Bernat vivía con el recuerdo permanente del muchacho de la forja. No se sentía culpable; aquel desgraciado se había interpuesto en el camino de su hijo. Pero si había muerto… Podía obtener la libertad de su señor, pero aunque hubiera transcurrido un año y un día no se libraría de la condena por asesinato. Guiamona le había recomendado que no se lo dijera a nadie, y así lo había hecho. No podía arriesgarse; quizá Llorenç de Bellera no sólohabía dado orden de capturarlo por fugitivo, sino también por asesino. ¿Qué pasaría con Arnau si lo detenían? El asesinato se castigaba con la muerte.

Su hijo seguía creciendo sano y fuerte. Todavía no hablaba, aunque ya gateaba y lanzaba unos gorgoritos que erizaban el vello de Bernat. Aun cuando Jaume seguía sin dirigirle la palabra, su nueva situación en el taller -que Grau, pendiente de sus negocios y sus cargos, ignoraba- había llevado a los demás a respetarlo más si cabe, y la mora le traía al niño con más frecuencia, despierto las más de las veces, con la aquiescencia tácita de Guiamona, que también estaba más ocupada debido a la nueva posición de su esposo.

Bernat no debía dejarse ver por Barcelona, ya que podía truncar el futuro de su hijo.

SEGUNDA PARTE SIERVOS DE LA NOBLEZA

6

Navidad de 1329

Barcelona

Arnau había cumplido ocho años y se había convertido en un niño tranquilo e inteligente.

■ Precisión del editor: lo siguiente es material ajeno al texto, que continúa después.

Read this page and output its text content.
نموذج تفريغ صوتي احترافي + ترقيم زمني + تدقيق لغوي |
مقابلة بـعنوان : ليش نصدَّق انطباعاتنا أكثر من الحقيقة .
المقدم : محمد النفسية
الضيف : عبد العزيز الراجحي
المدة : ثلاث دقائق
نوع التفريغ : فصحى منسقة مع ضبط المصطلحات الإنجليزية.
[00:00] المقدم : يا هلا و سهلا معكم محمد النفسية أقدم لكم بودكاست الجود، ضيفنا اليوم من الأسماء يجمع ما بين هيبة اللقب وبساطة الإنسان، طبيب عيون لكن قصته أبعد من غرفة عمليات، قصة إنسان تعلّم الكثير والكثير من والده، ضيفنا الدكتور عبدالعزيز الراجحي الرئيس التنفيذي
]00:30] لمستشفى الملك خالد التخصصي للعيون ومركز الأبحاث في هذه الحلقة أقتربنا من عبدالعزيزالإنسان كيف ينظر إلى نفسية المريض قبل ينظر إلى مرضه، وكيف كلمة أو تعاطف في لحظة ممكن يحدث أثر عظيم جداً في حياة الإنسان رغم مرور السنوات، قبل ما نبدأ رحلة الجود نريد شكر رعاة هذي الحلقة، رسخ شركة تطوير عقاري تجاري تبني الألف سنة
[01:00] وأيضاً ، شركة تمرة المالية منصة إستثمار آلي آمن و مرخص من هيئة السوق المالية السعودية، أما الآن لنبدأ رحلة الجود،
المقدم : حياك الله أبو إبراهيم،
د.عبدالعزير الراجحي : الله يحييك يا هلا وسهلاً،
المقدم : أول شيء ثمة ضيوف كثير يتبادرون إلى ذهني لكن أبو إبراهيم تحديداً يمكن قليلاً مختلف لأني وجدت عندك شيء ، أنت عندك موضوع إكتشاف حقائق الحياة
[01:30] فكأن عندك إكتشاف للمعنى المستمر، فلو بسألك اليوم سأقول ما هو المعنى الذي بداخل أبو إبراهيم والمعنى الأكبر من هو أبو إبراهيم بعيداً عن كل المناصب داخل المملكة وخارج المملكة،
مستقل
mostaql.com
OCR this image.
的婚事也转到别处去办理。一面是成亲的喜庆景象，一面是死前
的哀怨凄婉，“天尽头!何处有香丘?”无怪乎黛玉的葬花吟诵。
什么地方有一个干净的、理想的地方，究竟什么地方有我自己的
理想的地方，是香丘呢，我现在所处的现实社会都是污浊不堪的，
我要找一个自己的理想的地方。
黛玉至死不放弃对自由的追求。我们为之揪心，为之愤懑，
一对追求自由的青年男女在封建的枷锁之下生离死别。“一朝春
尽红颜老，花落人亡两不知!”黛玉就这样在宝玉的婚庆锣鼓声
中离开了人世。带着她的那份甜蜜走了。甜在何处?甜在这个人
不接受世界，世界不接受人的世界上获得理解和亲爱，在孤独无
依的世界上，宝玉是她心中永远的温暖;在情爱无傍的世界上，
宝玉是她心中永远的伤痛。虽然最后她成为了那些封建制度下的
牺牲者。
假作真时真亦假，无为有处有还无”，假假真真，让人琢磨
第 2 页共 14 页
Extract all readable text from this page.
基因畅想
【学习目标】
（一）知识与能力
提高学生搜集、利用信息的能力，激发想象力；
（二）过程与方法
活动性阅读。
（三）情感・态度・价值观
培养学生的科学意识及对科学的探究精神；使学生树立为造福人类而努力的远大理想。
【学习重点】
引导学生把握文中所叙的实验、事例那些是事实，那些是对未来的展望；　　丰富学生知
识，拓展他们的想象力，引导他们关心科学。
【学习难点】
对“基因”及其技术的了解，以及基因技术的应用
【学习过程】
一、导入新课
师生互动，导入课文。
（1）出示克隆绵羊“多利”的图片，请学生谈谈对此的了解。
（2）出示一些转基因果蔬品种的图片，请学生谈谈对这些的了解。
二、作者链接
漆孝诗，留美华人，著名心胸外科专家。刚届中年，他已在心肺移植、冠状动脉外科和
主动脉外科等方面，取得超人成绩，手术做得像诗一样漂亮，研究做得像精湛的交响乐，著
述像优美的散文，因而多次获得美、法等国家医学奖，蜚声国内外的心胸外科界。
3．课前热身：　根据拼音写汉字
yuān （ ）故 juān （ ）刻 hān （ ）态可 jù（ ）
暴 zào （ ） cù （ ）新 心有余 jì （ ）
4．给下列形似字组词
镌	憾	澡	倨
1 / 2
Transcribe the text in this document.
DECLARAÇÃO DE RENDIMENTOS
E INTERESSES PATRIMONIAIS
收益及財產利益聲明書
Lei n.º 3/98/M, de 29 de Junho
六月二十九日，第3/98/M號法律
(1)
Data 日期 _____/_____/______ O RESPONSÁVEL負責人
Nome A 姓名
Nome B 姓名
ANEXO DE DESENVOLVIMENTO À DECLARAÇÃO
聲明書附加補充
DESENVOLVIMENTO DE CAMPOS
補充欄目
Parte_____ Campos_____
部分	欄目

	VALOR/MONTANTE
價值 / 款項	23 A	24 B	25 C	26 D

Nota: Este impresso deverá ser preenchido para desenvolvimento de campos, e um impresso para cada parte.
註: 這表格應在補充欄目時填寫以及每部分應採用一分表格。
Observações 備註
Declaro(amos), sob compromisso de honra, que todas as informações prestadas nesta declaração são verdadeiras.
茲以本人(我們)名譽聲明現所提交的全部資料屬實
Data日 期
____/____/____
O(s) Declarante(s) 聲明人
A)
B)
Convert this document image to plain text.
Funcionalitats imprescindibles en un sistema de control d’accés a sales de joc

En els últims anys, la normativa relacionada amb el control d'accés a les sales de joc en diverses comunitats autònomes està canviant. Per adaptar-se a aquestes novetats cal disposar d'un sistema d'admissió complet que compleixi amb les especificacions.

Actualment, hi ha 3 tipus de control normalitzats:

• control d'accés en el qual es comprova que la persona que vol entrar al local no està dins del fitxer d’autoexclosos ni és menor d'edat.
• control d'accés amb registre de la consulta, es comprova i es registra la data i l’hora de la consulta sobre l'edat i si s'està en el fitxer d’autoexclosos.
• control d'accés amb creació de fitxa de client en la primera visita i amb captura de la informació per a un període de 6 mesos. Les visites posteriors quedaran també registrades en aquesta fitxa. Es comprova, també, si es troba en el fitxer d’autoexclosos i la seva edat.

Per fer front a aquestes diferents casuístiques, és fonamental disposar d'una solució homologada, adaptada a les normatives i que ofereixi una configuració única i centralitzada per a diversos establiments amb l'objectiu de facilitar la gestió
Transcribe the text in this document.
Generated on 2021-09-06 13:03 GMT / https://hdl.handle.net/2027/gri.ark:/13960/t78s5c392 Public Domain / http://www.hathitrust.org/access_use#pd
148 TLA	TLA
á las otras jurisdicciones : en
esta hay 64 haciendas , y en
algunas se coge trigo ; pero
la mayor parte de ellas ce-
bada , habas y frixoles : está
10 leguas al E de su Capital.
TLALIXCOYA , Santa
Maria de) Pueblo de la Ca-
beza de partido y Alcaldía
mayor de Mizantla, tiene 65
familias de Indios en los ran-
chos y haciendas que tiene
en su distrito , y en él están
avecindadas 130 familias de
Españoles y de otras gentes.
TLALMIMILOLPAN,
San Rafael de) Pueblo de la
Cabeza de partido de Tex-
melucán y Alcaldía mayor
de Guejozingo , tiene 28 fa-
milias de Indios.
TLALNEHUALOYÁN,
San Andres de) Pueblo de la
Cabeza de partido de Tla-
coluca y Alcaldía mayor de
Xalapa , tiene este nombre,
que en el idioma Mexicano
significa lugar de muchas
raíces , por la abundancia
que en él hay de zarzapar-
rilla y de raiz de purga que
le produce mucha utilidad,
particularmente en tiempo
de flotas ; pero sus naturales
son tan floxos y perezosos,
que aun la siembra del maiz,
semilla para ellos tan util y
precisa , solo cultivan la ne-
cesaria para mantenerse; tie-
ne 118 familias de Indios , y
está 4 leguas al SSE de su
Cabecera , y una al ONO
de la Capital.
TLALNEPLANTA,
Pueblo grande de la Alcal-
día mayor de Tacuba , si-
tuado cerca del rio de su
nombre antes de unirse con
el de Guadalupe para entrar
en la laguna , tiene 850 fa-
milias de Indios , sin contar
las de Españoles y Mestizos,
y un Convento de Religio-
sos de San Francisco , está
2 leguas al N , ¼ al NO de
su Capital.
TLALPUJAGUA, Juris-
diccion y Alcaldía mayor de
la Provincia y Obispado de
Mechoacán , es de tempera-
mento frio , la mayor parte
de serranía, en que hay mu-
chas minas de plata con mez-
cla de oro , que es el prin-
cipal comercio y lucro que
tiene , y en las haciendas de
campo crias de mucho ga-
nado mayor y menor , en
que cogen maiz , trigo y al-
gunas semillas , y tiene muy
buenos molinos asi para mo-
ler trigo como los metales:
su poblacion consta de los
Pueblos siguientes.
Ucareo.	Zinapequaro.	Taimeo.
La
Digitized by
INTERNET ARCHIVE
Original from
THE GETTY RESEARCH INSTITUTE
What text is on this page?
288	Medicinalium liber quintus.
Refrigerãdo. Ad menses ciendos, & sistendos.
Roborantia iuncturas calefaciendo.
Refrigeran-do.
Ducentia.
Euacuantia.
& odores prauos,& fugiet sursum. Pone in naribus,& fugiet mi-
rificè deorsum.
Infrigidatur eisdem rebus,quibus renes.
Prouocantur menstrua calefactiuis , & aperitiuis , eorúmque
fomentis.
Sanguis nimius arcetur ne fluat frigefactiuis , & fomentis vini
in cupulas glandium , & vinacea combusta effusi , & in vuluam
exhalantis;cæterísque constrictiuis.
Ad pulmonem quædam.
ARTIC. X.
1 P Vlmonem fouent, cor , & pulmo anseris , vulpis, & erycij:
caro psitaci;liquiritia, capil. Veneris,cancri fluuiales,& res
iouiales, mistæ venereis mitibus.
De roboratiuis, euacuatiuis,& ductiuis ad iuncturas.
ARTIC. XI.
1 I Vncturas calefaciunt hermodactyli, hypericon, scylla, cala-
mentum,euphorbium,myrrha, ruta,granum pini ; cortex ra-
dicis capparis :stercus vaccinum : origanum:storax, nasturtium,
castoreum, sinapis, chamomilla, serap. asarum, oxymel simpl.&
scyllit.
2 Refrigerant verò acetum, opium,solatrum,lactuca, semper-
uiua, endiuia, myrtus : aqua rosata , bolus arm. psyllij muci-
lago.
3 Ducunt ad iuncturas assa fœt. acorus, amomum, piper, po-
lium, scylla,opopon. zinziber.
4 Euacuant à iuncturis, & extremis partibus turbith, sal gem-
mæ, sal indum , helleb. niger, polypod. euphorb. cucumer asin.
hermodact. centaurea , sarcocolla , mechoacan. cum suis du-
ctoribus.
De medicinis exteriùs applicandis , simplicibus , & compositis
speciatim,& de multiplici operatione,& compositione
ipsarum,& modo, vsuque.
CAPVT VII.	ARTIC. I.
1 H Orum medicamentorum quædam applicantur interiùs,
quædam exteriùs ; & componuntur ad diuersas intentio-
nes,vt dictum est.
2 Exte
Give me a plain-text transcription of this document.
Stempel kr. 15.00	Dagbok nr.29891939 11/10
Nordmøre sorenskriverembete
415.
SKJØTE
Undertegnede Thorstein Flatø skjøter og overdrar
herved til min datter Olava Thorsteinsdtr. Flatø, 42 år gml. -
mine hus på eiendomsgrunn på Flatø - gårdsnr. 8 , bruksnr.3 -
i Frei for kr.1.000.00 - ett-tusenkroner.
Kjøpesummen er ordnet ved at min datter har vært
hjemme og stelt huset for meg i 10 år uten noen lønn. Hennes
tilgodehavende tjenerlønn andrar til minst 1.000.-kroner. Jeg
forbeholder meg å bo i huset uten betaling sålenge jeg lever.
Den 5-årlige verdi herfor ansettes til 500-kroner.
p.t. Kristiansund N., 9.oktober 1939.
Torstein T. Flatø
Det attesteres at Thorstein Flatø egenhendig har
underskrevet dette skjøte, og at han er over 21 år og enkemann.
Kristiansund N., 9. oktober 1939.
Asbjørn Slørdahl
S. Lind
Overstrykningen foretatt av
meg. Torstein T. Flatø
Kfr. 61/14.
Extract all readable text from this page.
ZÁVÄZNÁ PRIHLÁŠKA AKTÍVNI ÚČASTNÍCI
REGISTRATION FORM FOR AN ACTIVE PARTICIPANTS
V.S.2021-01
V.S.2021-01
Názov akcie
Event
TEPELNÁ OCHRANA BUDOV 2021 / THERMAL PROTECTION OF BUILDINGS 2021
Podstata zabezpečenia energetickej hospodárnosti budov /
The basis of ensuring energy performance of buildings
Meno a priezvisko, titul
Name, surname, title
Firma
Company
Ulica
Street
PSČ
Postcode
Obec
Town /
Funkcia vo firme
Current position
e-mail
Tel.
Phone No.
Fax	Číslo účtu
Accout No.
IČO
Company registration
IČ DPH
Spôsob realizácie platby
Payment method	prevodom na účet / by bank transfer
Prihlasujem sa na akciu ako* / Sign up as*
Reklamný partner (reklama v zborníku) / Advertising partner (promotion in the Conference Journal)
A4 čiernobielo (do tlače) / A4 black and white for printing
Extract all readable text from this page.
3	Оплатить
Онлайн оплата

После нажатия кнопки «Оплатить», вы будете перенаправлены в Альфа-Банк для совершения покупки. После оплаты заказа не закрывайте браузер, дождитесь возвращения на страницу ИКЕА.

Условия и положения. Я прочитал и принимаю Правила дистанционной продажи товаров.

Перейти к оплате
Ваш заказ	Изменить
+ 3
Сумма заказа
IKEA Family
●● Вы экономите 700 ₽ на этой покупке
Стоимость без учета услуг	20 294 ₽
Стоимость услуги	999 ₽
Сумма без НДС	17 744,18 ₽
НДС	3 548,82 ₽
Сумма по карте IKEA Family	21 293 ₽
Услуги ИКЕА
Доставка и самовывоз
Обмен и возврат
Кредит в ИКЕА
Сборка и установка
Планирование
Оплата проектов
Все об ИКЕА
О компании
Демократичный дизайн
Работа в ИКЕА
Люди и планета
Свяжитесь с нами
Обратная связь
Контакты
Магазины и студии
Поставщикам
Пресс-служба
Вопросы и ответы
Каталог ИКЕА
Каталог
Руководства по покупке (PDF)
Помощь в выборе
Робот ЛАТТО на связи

El cabello, castaño, largo y rizado, le caía sobre los hombros, enmarcando un rostro atractivo en el que destacaban los ojos, grandes, límpidos y de color miel.

La casa de Grau Puig estaba engalanada para celebrar la Navidad. Aquel muchacho que a los diez años había podido abandonar las tierras de su padre gracias a un vecino generoso había triunfado en Barcelona, y ahora esperaba junto a su esposa la llegada de sus invitados.

– Vienen a rendirme homenaje -le dijo a Guiamona-. ¿Cuándo se ha visto que nobles y mercaderes acudan a la casa de un artesano?

Ella se limitaba a escucharlo.

– El propio rey me apoya. ¿Lo entiendes? ¡El propio rey! El rey Alfonso.

Ese día no se trabajaba en el taller, y Bernat y Arnau, sentados en el suelo y aguantando el frío, observaban desde la explanada de las tinajas cómo esclavos, oficiales y aprendices entraban y salían sin cesar de la casa. En aquellos ocho años Bernat no había vuelto a poner los pies en el hogar de los Puig, pero no le importaba, pensó mientras revolvía el cabello de Arnau: ahí tenía a su hijo, abrazado a él, ¿qué más podía pedir? El niño comía y vivía con Guiamona, e incluso estudiaba con el preceptor de los hijos de Grau: había aprendido a leer, escribir y contar al mismo tiempo que sus primos. Sin embargo, sabía que Bernat era su padre, ya que Guiamona no había dejado que lo olvidara. En cuanto a Grau, trataba a su sobrino con absoluta indiferencia.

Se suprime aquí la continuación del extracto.